Over the past week, I have once again found proof that continuous education and professional growth are essential tools in nursing. When receiving basic nursing education, many students expect to gain all the necessary knowledge in a few years, exploiting the knowledge later in practice. However, the more I became invested in the specifics of nursing, the more I realized the need for constant learning. One of the course topics this semester was the role of technology in health care and patient outcomes. While it seems obvious that nurses should learn how to integrate technology into daily care, the reality of embracing digital and social media tools is ethically and functionally complex.

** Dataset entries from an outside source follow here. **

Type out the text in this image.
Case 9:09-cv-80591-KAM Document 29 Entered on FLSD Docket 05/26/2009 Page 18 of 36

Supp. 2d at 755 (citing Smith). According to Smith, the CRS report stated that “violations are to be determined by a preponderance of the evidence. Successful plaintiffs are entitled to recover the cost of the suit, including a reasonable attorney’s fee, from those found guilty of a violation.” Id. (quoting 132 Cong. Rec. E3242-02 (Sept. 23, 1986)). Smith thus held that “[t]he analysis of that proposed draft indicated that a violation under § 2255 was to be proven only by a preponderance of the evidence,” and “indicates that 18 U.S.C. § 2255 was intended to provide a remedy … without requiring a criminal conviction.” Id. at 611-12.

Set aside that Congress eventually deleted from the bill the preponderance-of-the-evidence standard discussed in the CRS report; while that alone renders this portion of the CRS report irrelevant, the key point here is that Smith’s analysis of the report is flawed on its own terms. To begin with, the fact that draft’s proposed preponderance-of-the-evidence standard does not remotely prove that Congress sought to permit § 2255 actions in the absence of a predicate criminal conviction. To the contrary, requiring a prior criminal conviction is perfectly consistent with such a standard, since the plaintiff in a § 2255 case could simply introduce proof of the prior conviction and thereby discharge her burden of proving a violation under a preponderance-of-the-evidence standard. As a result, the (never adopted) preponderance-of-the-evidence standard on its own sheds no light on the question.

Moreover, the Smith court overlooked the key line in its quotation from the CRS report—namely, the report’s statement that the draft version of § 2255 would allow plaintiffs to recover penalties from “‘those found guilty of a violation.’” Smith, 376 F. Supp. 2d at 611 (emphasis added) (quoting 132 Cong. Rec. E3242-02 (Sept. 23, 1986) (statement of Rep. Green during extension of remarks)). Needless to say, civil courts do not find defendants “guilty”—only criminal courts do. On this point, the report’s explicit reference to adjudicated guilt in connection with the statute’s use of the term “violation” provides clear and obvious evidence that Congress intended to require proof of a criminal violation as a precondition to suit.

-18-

For example, given the current COVID-19 environment with social distancing, self-isolation, and the inability to pay visits to the physician, many patients find alternative channels of communication and ask nurses to contact them on the phone or social media. Although this option seems like a relevant solution, I have discovered there are various ethical challenges to exchanging information with patients. For example, when I mentioned to one of my patients that I would call her to provide some additional information, the patient asked me to send her a text instead, as she could be unavailable. While such an option might seem quick and efficient for both parties, I needed to address the potential risks of such communication. According to HIPAA guidelines, texting itself is not a violation of patient safety and privacy (“Is texting in violation of HIPAA?” n.d.). However, after further reading, I have identified that using personal phones to text with patients might implicitly put their safety at risk, as the messaging tools on cell phones are not encrypted with Protected Health Information (PHI) protocol. As a result, an innocent text requested by the patient can result in a breach of privacy and access by third-party users. For this reason, even when texting is necessary, the information should be written in a way that would not disclose any sensitive details and information about the patient.
Undeniably, the use of technology has now become an integral part of the nursing profession, as we use electronic health records and telemedicine devices on a nearly daily basis. Moreover, nurses nowadays use social media platforms such as Twitter or Facebook to debate public health care and community education (O’Connor & Holloway, 2019). However, the demand for new communication methods should not stand in the nurses’ advocacy for patient safety and privacy. Hence, there is a need to constantly learn how to ensure maximum respect for the patients even when some actions deem to be more time-efficient and accessible. Moreover, this experience demonstrates how reviewing nursing policies is mandatory for every nurse.
In fact, the initiatives to review nursing practice guidelines should be a part of the nursing leaders’ agenda, as promoting safety and professionalism in the workplace is the key to productivity. This week’s learning materials and nursing practice have demonstrated a fine line between serving patients and doing the right thing. For example, when a patient asks to text the lab test results for the sake of convenience, they cannot be accused of not thinking about their privacy and safety. It is the nurse’s responsibility to assist the patients and ensure every action complies with the existing professional guidelines.
Is texting in violation of HIPAA? (n.d.). HIPAA Journal. Web.
O’Connor, S., & Holloway, A. (2019). Social media in nursing and health policy: A commentary. Policy, Politics, & Nursing Practice, 20(4), 188-190. Web.